Defendant next contends that the judge erred in finding he and Rebecca engaged in a civil conspiracy. Defendant's first argument -- the judge failed to consider the necessary components of a claim under the Uniform Fraudulent Transfer Act (UFTA), N.J.S.A. 25:2-20 to -34 -- lacks sufficient merit to warrant discussion. R. 2:11-3(e)(1)(E). Plaintiffs made no claim under the UFTA.

We discern from defendant's brief that he alternatively argues the evidence was insufficient to prove he and his wife engaged in a civil conspiracy. We disagree.

"In New Jersey, a civil conspiracy is a combination of two or more persons acting in concert to commit an unlawful act, or to commit a lawful act by unlawful means, the principal element of which is an agreement between the parties to inflict a wrong against or injury upon another, and an overt act that results in damage." Banco Popular N. Am. v.

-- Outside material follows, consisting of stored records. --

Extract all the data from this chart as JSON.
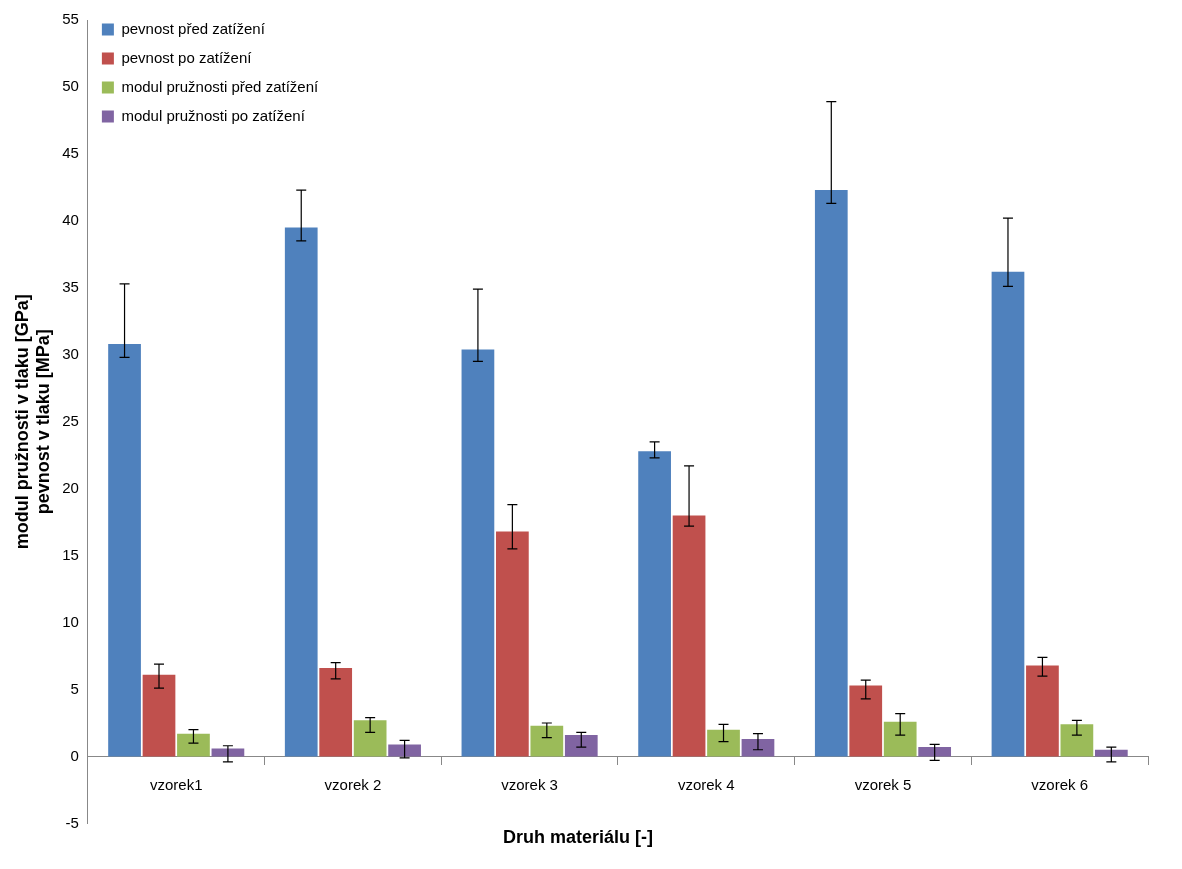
{
  "chart_data": {
    "type": "bar",
    "xlabel": "Druh materiálu [-]",
    "ylabel": "modul pružnosti v tlaku [GPa]\npevnost v tlaku [MPa]",
    "categories": [
      "vzorek1",
      "vzorek 2",
      "vzorek 3",
      "vzorek 4",
      "vzorek 5",
      "vzorek 6"
    ],
    "series": [
      {
        "name": "pevnost před zatížení",
        "color": "#4f81bd",
        "values": [
          30.8,
          39.5,
          30.4,
          22.8,
          42.3,
          36.2
        ],
        "errors": [
          [
            29.8,
            35.3
          ],
          [
            38.5,
            42.3
          ],
          [
            29.5,
            34.9
          ],
          [
            22.3,
            23.5
          ],
          [
            41.3,
            48.9
          ],
          [
            35.1,
            40.2
          ]
        ]
      },
      {
        "name": "pevnost po zatížení",
        "color": "#c0504d",
        "values": [
          6.1,
          6.6,
          16.8,
          18.0,
          5.3,
          6.8
        ],
        "errors": [
          [
            5.1,
            6.9
          ],
          [
            5.8,
            7.0
          ],
          [
            15.5,
            18.8
          ],
          [
            17.2,
            21.7
          ],
          [
            4.3,
            5.7
          ],
          [
            6.0,
            7.4
          ]
        ]
      },
      {
        "name": "modul pružnosti před zatížení",
        "color": "#9bbb59",
        "values": [
          1.7,
          2.7,
          2.3,
          2.0,
          2.6,
          2.4
        ],
        "errors": [
          [
            1.0,
            2.0
          ],
          [
            1.8,
            2.9
          ],
          [
            1.4,
            2.5
          ],
          [
            1.1,
            2.4
          ],
          [
            1.6,
            3.2
          ],
          [
            1.6,
            2.7
          ]
        ]
      },
      {
        "name": "modul pružnosti po zatížení",
        "color": "#8064a2",
        "values": [
          0.6,
          0.9,
          1.6,
          1.3,
          0.7,
          0.5
        ],
        "errors": [
          [
            -0.4,
            0.8
          ],
          [
            -0.1,
            1.2
          ],
          [
            0.7,
            1.8
          ],
          [
            0.5,
            1.7
          ],
          [
            -0.3,
            0.9
          ],
          [
            -0.4,
            0.7
          ]
        ]
      }
    ],
    "ylim": [
      -5,
      55
    ],
    "yticks": [
      -5,
      0,
      5,
      10,
      15,
      20,
      25,
      30,
      35,
      40,
      45,
      50,
      55
    ],
    "grid": false,
    "legend": "top"
  }
}
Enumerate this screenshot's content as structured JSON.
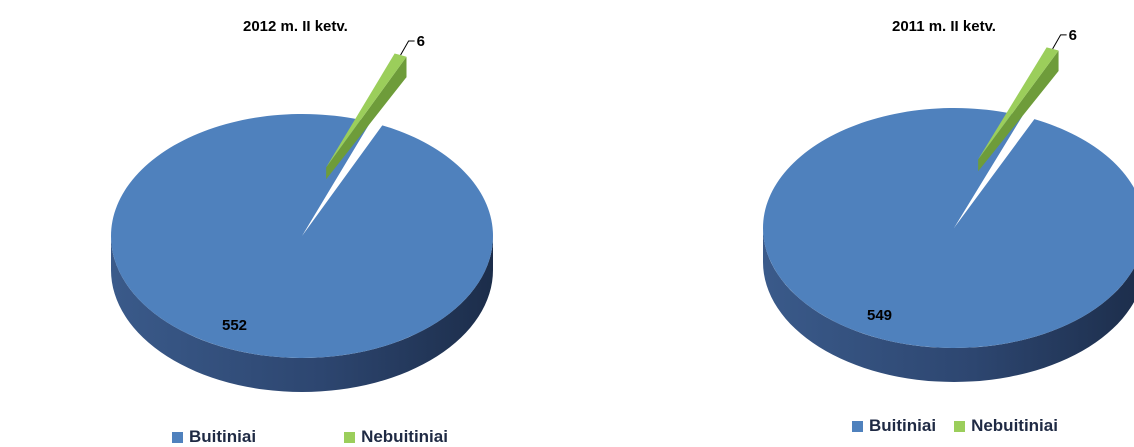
{
  "colors": {
    "buitiniai": "#4f81bd",
    "buitiniai_side": "#2f4a73",
    "nebuitiniai": "#9bce5b",
    "nebuitiniai_side": "#6e9c3a"
  },
  "chart_data": [
    {
      "type": "pie",
      "title": "2012 m. II ketv.",
      "categories": [
        "Buitiniai",
        "Nebuitiniai"
      ],
      "values": [
        552,
        6
      ],
      "data_labels": [
        "552",
        "6"
      ],
      "legend_position": "bottom",
      "style": "3d-exploded"
    },
    {
      "type": "pie",
      "title": "2011 m. II ketv.",
      "categories": [
        "Buitiniai",
        "Nebuitiniai"
      ],
      "values": [
        549,
        6
      ],
      "data_labels": [
        "549",
        "6"
      ],
      "legend_position": "bottom",
      "style": "3d-exploded"
    }
  ]
}
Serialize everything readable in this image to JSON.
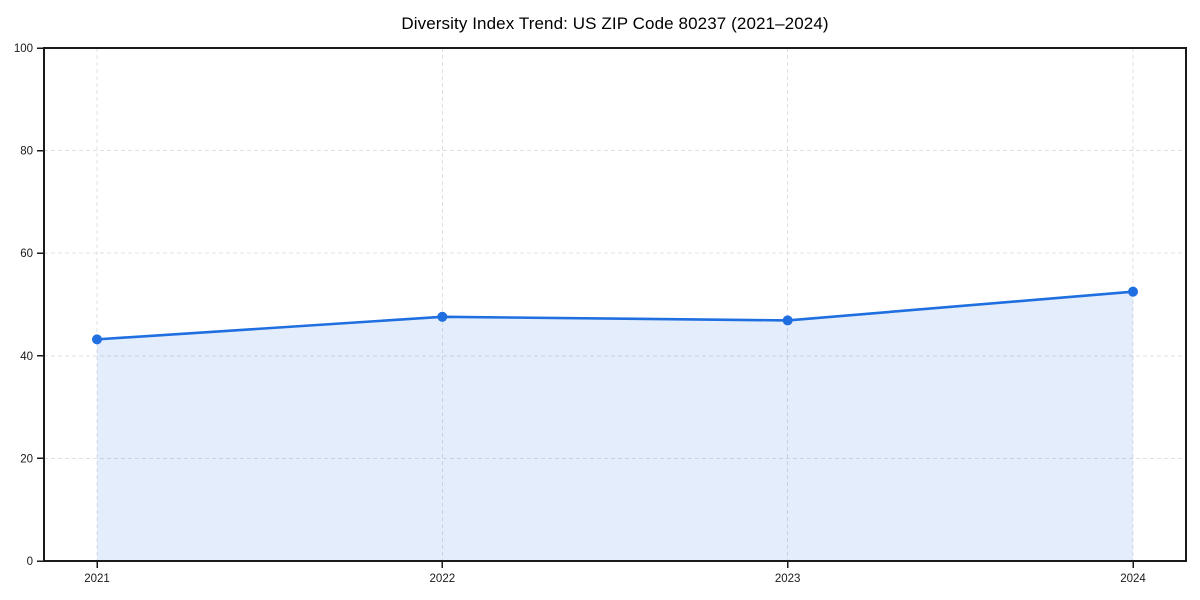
{
  "chart_data": {
    "type": "area",
    "title": "Diversity Index Trend: US ZIP Code 80237 (2021–2024)",
    "x": [
      2021,
      2022,
      2023,
      2024
    ],
    "categories": [
      "2021",
      "2022",
      "2023",
      "2024"
    ],
    "series": [
      {
        "name": "Diversity Index",
        "values": [
          43.2,
          47.6,
          46.9,
          52.5
        ]
      }
    ],
    "xlabel": "",
    "ylabel": "",
    "xlim": [
      2020.85,
      2024.15
    ],
    "ylim": [
      0,
      100
    ],
    "xticks": [
      "2021",
      "2022",
      "2023",
      "2024"
    ],
    "yticks": [
      0,
      20,
      40,
      60,
      80,
      100
    ],
    "grid": true,
    "grid_style": "dashed",
    "legend": false,
    "marker": "circle",
    "colors": {
      "line": "#1f6fe0",
      "marker": "#1f6fe0",
      "fill": "rgba(31, 111, 224, 0.12)",
      "gridline": "#e0e0e0",
      "axis": "#1a1a1a",
      "tick_label": "#1a1a1a",
      "title": "#000000",
      "background": "#ffffff"
    }
  }
}
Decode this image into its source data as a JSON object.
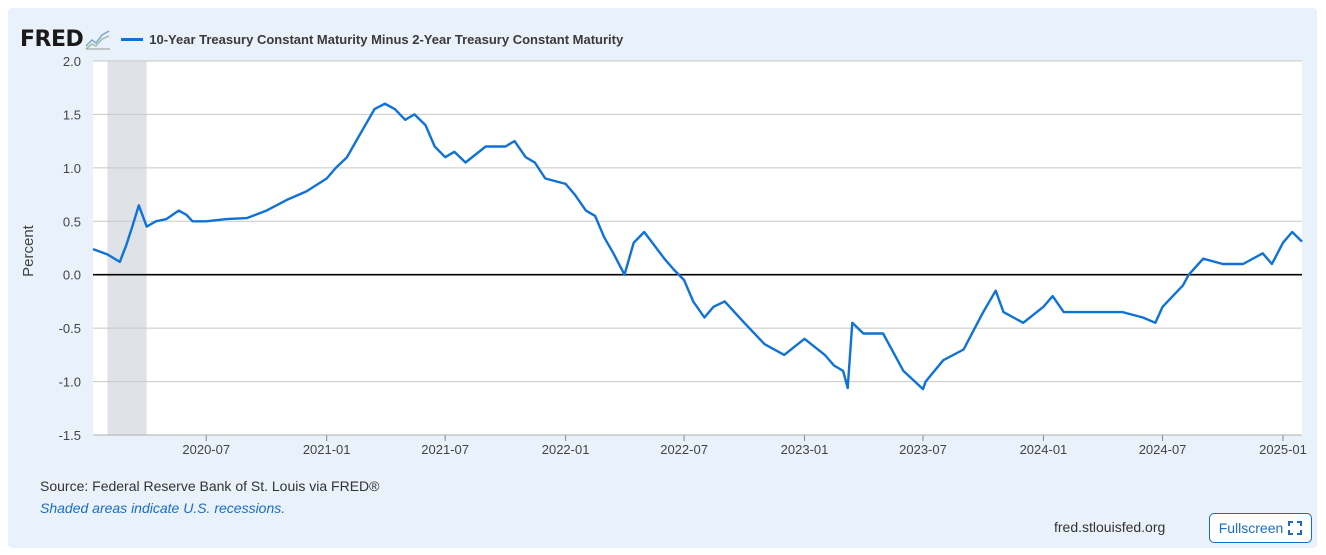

Gandi, 184 N.J. 161, 177 (2004) (citation omitted). "[T]he gist of the claim is not the unlawful agreement, but the underlying wrong which, absent the conspiracy, would give a right of action." Id. at 177-78 (citation omitted).

We note that the judgment, contrary to defendant's assertion, was not entered against Rebecca, but only against defendant and Xactis. The judge found that plaintiffs' monies were essentially diverted from Xactis to pay for defendant's and his wife's personal expenses. There was ample proof that defendant conspired with another person, his wife, to commit fraud.

To the extent we have not specifically addressed defendant's remaining arguments, they lack sufficient merit to warrant discussion in a written opinion. R. 2:11-3(e)(1)(E).

Affirmed.

1 We use Rebecca's first name to avoid confusion; we intend no disrespect by this informality. Rebecca filed a voluntary Chapter 7 bankruptcy petition in 2008, requiring plaintiffs to pursue their fraud claims against her in bankruptcy court. On February 11, 2011, the bankruptcy court held that Rebecca engaged in actual fraud and that her obligations to plaintiffs were non-dischargeable. On March 17, 2011, the bankruptcy court entered an order in favor of plaintiffs against Rebecca in the amount of $509,582.29. The District Court upheld that decision on appeal, and on May 24, 2012, the United States Court of Appeals for the Third Circuit affirmed.